In Indien muss eine Frau um ihre Würde kämpfen. Ihr bunter Sari ist wohl mehr als nur Ausdruck weiblicher Schönheit und Anmut. Eine Art Schutzpanzer, der eine Portion Selbstwert zurückgibt?
Tabitah Bühne
21. Juli 2017

Auf Anhieb haben mich die Frauen in Indien begeistert. Sie nörgeln wenig, lächeln fast immer zurück, sind taff und herzlich. Egal, ob sie mit Kind im Arm auf dem Bau arbeiten oder als millionenschwere Geschäftsfrau bei einem Wirtschaftsforum auftreten – sie lassen es sich nicht nehmen, dabei herrlich bunte Gewänder zu tragen. Und es wirkt nicht aufgesetzt oder eitel, sondern ganz normal, natürlich, weiblich. Sie haben keine Angst vor viel Stoff, knalligen Farben und jeder Menge Glitzer. Im Gegenteil: je bunter, desto besser!

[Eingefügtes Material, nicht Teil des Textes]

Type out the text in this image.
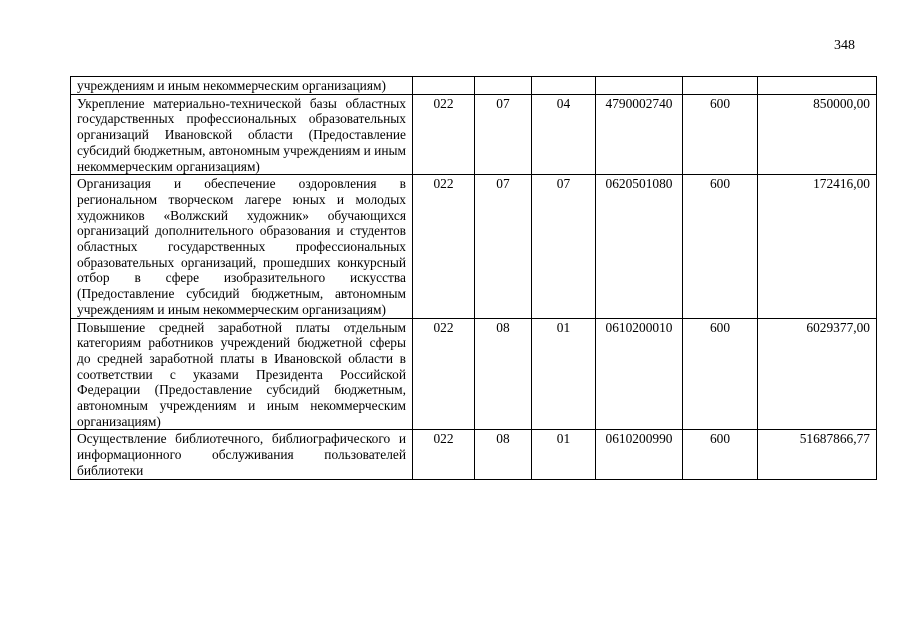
348
учреждениям и иным некоммерческим организациям)						
Укрепление материально-технической базы областных государственных профессиональных образовательных организаций Ивановской области (Предоставление субсидий бюджетным, автономным учреждениям и иным некоммерческим организациям)	022	07	04	4790002740	600	850000,00
Организация и обеспечение оздоровления в региональном творческом лагере юных и молодых художников «Волжский художник» обучающихся организаций дополнительного образования и студентов областных государственных профессиональных образовательных организаций, прошедших конкурсный отбор в сфере изобразительного искусства (Предоставление субсидий бюджетным, автономным учреждениям и иным некоммерческим организациям)	022	07	07	0620501080	600	172416,00
Повышение средней заработной платы отдельным категориям работников учреждений бюджетной сферы до средней заработной платы в Ивановской области в соответствии с указами Президента Российской Федерации (Предоставление субсидий бюджетным, автономным учреждениям и иным некоммерческим организациям)	022	08	01	0610200010	600	6029377,00
Осуществление библиотечного, библиографического и информационного обслуживания пользователей библиотеки	022	08	01	0610200990	600	51687866,77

Indische Mode: Hauptsache, es glitzert

Ich teile die modische Farbenfreude – in Deutschland wurde ich deshalb öfter schräg angeschaut oder für meinen Mut bewundert. Ich liebe Farben. Sie drücken Lebensfreude aus und stecken andere mit guter Laune an. Was ich allerdings bisher so gar nicht kannte, ist die Begeisterung für Kleider. Es kommt äusserst selten vor, dass ich mal ein Kleid trage. In Jeans und T-Shirt fühle ich mich einfach wohler. Das ist praktischer, und man muss weniger aufpassen, wie man sich hinsetzt. Ausserdem bin ich mit Jungs aufgewachsen – beim Fussballspielen machen Röcke einfach keinen Sinn. Als Erwachsene galt es dann, als weibliche Führungskraft unter Männern zu bestehen. Dementsprechend sah mein Kleidungsstil aus. Doch als ich mich hier in Delhi mit einer Geschäftsfrau anzufreunden begann, fiel mir auf, dass sie immer in traditionellen Kleidern auftaucht und trotzdem Stärke ausstrahlt. Sie trägt ihren Sari (ein traditionelles Kleidungsstück) auch in Europa und Amerika, weil sie davon überzeugt ist, dass wir Frauen etwas falsch machen, «wenn wir uns wie Männer anziehen, um ernst genommen zu werden».